Friday Letter: Get out there – but don’t oversell

Gripped by the drama unfolding in London, 650 delegates at EVCA’s Annual Symposium in Rome this week had only one topic of conversation: how best to deal with the increasing pressure their industry was coming under.  

To be sure, private equity’s struggle against its many critics was always going to be one of the dominant issue of this gathering. But after the BVCA’s less than emphatic performance in front of the Treasury Select Committee in the House of Commons on Tuesday, and the subsequent resignation of its chief executive two days later, it was inevitable that no other topic could compete.

A siege mentality has spread among industry participants in recent months. Private equity, rightly, sees itself as misunderstood. It has been learning the hard way that it pays to take the discussion to constituents outside the industry, rather than waiting for the discussion to be bought to its door.
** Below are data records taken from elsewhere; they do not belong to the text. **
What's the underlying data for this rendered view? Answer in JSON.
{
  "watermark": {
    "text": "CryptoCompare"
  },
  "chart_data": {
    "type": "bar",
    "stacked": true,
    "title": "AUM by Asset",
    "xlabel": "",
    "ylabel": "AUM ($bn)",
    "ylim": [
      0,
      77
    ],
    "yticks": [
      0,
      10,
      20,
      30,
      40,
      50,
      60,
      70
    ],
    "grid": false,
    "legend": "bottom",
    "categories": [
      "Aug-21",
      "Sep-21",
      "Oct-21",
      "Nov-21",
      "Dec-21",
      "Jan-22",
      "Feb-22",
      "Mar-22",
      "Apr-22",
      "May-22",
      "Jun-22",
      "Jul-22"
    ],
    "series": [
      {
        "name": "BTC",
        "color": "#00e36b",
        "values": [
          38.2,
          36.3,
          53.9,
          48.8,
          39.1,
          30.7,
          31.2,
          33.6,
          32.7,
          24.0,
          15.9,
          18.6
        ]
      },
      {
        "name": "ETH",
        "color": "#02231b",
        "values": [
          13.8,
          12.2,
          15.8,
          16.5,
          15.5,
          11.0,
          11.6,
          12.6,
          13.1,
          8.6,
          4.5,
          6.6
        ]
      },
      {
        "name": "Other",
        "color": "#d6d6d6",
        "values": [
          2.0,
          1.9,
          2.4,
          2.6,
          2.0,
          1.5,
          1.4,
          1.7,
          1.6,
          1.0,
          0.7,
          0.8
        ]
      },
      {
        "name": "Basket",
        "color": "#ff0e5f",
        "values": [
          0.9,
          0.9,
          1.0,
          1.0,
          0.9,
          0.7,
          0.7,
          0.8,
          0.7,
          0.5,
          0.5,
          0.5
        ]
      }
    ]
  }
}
Now the debate is over the threshold, the industry is belatedly making efforts to set an agenda. But given that an increased regulation of private equity in some jurisdictions and a heavier tax burden in others seem inevitable, many practitioners are both restive and defensive.

“We have spoken a great deal publicly, we have been enormously active on the political level, and we have contributed to a number of different expert groups,” declared Javier Loizaga, EVCA’s outgoing chairman, as he opened the symposium on Wedesday morning. “We have seen more EVCA members and some LPs speak out. But of course this is never enough – particularly when the industry is so intensely under attack. Many more industry practitioners must be more vocal.”

Or, as Jim O’Neill, chief economist of Goldman Sachs, put it more bluntly in his keynote speech: “It seems to me that you guys need to get out there pretty sharpish.”

This is advice that the large buyout groups especially must take seriously. Their huge public profile is at the heart of private equity’s problems, and the industry associations and lobby groups are right to make the point that without visible engagement from these LBO heavyweights, the battle will be extremely difficult to win.

But once they “get out there”, what should they say? How do you make the case that private equity is a force for good when so many trade union leaders, politicians and journalists are so certain that the opposite is true? What can you talk about that will change people’s perception?

To this, the $1,000,000 question, many delegates and speakers gave the same answer: talk about what you do well. Give people case studies – case studies of portfolio companies that have flourished under private equity ownership. Real life examples of private equity successfully at work can make a difference whereas number swapping is not going to be enough. As one GP ruefully reminded PEO yesterday: “there’s lies, damned lies and then there’s statistics….”

Case studies can pierce the armour of private equity’s foes and can give limited partners the confidence they are currently lacking to speak out in favour of their asset class. Case studies, as industry veteran Carol Kennedy of Pantheon Ventures proclaimed with feeling during a panel debate about LBOs, are quite simply “the way forward”.

But in producing this evidence, the industry must think carefully about the arguments it then builds. As Douglas Lowenstein, Washington-based lobbyist for the Private Equity Council, who had come to Rome as an observer, warned in a comment from the floor: “Don’t oversell. Don’t create expectations that you cannot live up to.”  And he followed up with a trenchant example: “So don’t talk about job creation, because there you cannot win: there will always be private equity situations where jobs will be lost.”

In the words of EVCA’s Loizaga: “We shouldn’t talk about employment, we’ve done that for too long. The issue is about improving competitiveness, which Europe is in danger of losing. The question ought not to be how many jobs private equity has created. The question ought to be how many jobs could have been lost, had private equity not invested.”

The challenges facing private equity, notwithstanding its current financial success, remain considerable – not least because many have a political dimension. Things may well get worse before they get better. But at least everyone is clear about this now. As the industry’s communications problems have intensified, so has the resolve of many practitioners to fight back.